Vuelve a nosotros tus ojos, oh
Inés, y ampáranos. El amor de Cristo languidece en nuestros corazones. Tus
luchas nos conmueven; hasta lloramos al oír contar tu heroísmo, pero somos
débiles contra el mundo y los sentidos.
Enervados por el ansia de
comodidades y por una absurda atención a eso que llamamos sensibilidad, no
tenemos valor frente al deber. ¿No es verdad que la santidad no es comprendida?

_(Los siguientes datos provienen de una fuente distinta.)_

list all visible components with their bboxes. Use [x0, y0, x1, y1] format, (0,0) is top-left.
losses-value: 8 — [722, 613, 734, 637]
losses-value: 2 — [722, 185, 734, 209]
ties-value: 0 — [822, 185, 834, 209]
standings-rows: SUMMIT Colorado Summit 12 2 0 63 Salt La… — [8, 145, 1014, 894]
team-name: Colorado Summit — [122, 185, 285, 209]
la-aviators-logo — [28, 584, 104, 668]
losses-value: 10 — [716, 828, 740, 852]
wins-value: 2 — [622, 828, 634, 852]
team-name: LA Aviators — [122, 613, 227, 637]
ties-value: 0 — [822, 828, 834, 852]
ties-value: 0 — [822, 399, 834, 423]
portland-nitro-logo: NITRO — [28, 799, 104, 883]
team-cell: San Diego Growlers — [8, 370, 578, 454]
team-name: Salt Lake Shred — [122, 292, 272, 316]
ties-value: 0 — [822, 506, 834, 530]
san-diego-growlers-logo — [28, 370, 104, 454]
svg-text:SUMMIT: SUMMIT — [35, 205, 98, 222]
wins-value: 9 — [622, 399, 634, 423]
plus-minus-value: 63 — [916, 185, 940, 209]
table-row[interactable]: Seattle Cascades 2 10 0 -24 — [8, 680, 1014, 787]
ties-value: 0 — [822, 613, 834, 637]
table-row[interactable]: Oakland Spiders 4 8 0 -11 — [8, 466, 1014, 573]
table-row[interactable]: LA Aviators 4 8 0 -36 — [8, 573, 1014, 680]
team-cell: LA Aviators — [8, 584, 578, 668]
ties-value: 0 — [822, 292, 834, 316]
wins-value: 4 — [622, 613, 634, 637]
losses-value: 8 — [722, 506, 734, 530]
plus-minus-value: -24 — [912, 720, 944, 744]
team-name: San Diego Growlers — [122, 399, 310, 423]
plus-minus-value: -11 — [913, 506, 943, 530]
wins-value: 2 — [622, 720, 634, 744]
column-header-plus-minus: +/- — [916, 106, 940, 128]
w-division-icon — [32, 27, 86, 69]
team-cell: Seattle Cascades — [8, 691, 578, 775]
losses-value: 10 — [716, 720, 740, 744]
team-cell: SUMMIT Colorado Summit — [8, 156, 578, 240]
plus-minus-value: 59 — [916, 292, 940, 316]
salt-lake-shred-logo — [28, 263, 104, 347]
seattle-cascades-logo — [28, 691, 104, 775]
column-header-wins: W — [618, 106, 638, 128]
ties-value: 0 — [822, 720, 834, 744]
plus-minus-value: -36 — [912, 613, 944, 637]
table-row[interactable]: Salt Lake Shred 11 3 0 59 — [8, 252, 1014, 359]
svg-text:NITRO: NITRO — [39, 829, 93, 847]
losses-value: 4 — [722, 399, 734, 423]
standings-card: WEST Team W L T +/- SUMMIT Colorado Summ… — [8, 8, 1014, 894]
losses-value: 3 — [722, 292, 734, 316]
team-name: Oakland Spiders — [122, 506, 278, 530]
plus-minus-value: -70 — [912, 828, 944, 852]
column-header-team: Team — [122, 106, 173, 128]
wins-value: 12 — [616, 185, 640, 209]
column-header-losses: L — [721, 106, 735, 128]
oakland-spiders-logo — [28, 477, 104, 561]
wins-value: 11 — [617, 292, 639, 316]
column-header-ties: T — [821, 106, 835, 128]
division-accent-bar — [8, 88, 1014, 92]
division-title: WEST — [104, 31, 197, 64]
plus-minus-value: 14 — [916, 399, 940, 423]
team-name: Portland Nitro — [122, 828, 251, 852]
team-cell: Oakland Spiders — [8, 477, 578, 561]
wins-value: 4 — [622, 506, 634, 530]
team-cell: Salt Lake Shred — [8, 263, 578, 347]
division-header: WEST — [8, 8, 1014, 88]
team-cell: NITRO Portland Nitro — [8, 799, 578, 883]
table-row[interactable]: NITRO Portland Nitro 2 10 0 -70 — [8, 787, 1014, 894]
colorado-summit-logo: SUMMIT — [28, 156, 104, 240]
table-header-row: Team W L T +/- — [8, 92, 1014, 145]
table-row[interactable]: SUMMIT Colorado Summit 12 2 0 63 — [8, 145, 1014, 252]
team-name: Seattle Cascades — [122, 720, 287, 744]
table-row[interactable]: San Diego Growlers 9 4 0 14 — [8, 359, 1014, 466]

Causa extrañeza y escandaliza; la consideramos imprudente y exagerada. Y sin
embargo de eso, oh Virgen de Cristo, ahí estás tú, con tus renuncias, con tu
fervor celestial, con tu sed de padecer que te lleva a Cristo. Ruega por
nosotros, pecadores; crea en nosotros el sentimiento de un amor generoso y
activo. Cierto que existen almas valerosas que te siguen; pero son pocas;
auméntalas con tu intercesión para que el Cordero pueda tener en el cielo un
cortejo numeroso.
Te presentas a nosotros, oh
Virgen inocente, en los días en que nos acercamos a la cuna del divino Niño.
¿Quién sería capaz de expresar las caricias que tú le dedicas, y las que de Él
recibes? Deja también que se acerquen los pecadores a ese Cordero que viene a
redimirles; recomiéndales tú misma a ese Jesús que tanto amaste siempre.
Condúcenos a María, la tierna y pura oveja que nos dio al Salvador. Tú que eres
un fiel reflejo del suave brillo de su virginidad, alcánzanos de ella una de
esas miradas suyas que hacen puros los corazones.
Ruega, oh Inés, por la Santa
Iglesia, que es también la Esposa de Jesús. Ella fue la que te hizo nacer a su
amor; de ella tenemos también nosotros la luz y la vida. Haz que sea cada vez
más fecunda en vírgenes fieles. Ampara a Roma, donde tu sepulcro es tan
glorioso. Bendice a los Prelados de la Iglesia: pide para ellos la dulzura del
cordero, la solidez de la roca y el celo del buen Pastor por la oveja perdida.
Ayuda, por fin, a todos cuantos te invocan; enciéndase tu amor hacia los
hombres en la hoguera que abrasa al Sagrado Corazón de Jesús.